Vineet Channe
2025
Enhancing Patient-Centric Healthcare Communication Through Multimodal Emotion Recognition: A Transformer-Based Framework for Clinical Decision Support
Vineet Channe
NLP-AI4Health
This paper presents a multimodal emotion analysis framework designed to enhance patient-centric healthcare communication and support clinical decision-making. Our system addresses automated patient emotion monitoring during consultations, telemedicine sessions, and mental health screenings by combining audio transcription, facial emotion analysis, and text processing. Using emotion patterns from the CREMA-D dataset as a foundation for healthcare-relevant emotional expressions, we introduce a novel emotion-annotated text format “[emotion] transcript [emotion]” integrating Whisper-based audio transcription with DeepFace facial emotion analysis. We systematically evaluate eight transformer architectures (BERT, RoBERTa, DeBERTa, XLNet, ALBERT, DistilBERT, ELECTRA, and BERT-base) for three-class clinical emotion classification: Distress/Negative (anxiety, fear), Stable/Neutral (baseline), and Engaged/Positive (comfort). Our multimodal fusion strategy achieves 86.8% accuracy with DeBERTa-v3-base, representing a 12.6% improvement over unimodal approaches and meeting clinical requirements for reliable patient emotion detection.
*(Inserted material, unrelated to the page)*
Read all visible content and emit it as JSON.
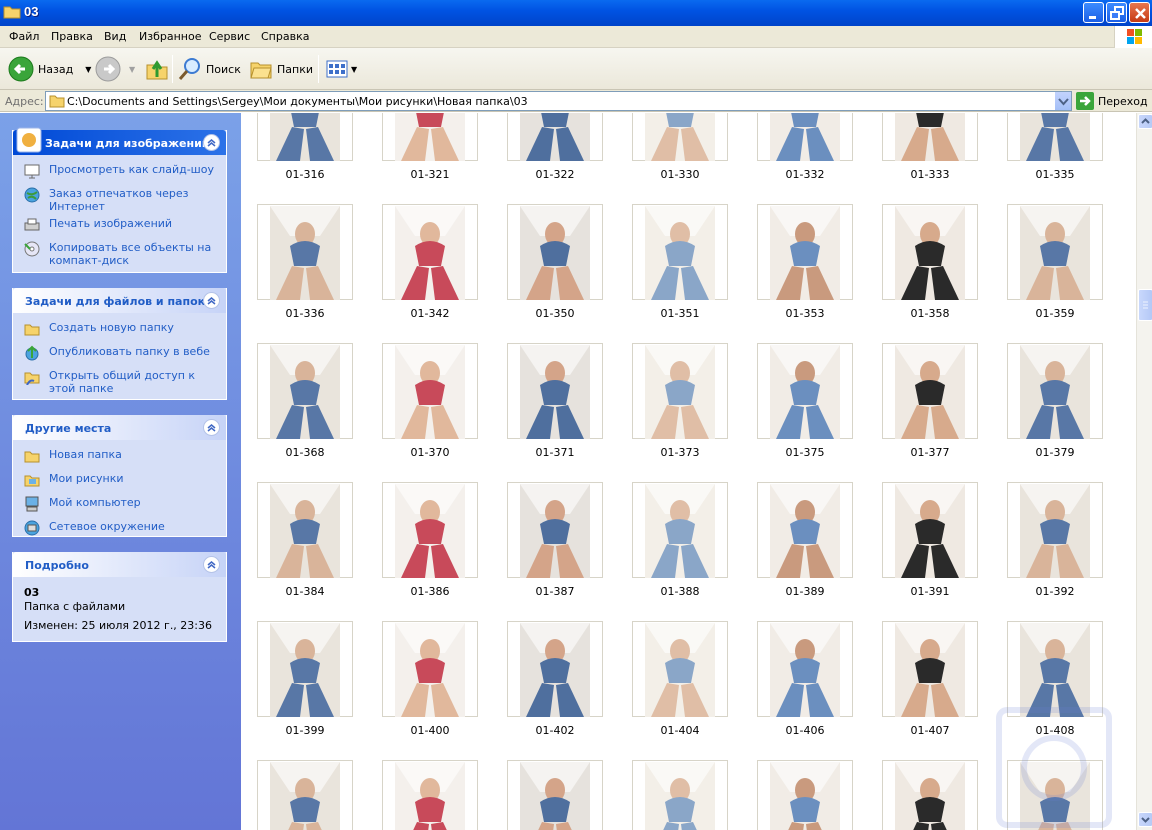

Cross-modal attention analysis reveals facial expressions provide crucial disambiguation, with stronger attention to negative emotions (0.41 vs 0.28), aligning with clinical priorities for detecting patient distress. Our contributions include emotion-annotated text representation for healthcare contexts, systematic transformer evaluation for clinical deployment, and a framework enabling real-time patient emotion monitoring and emotionally-aware clinical decision support.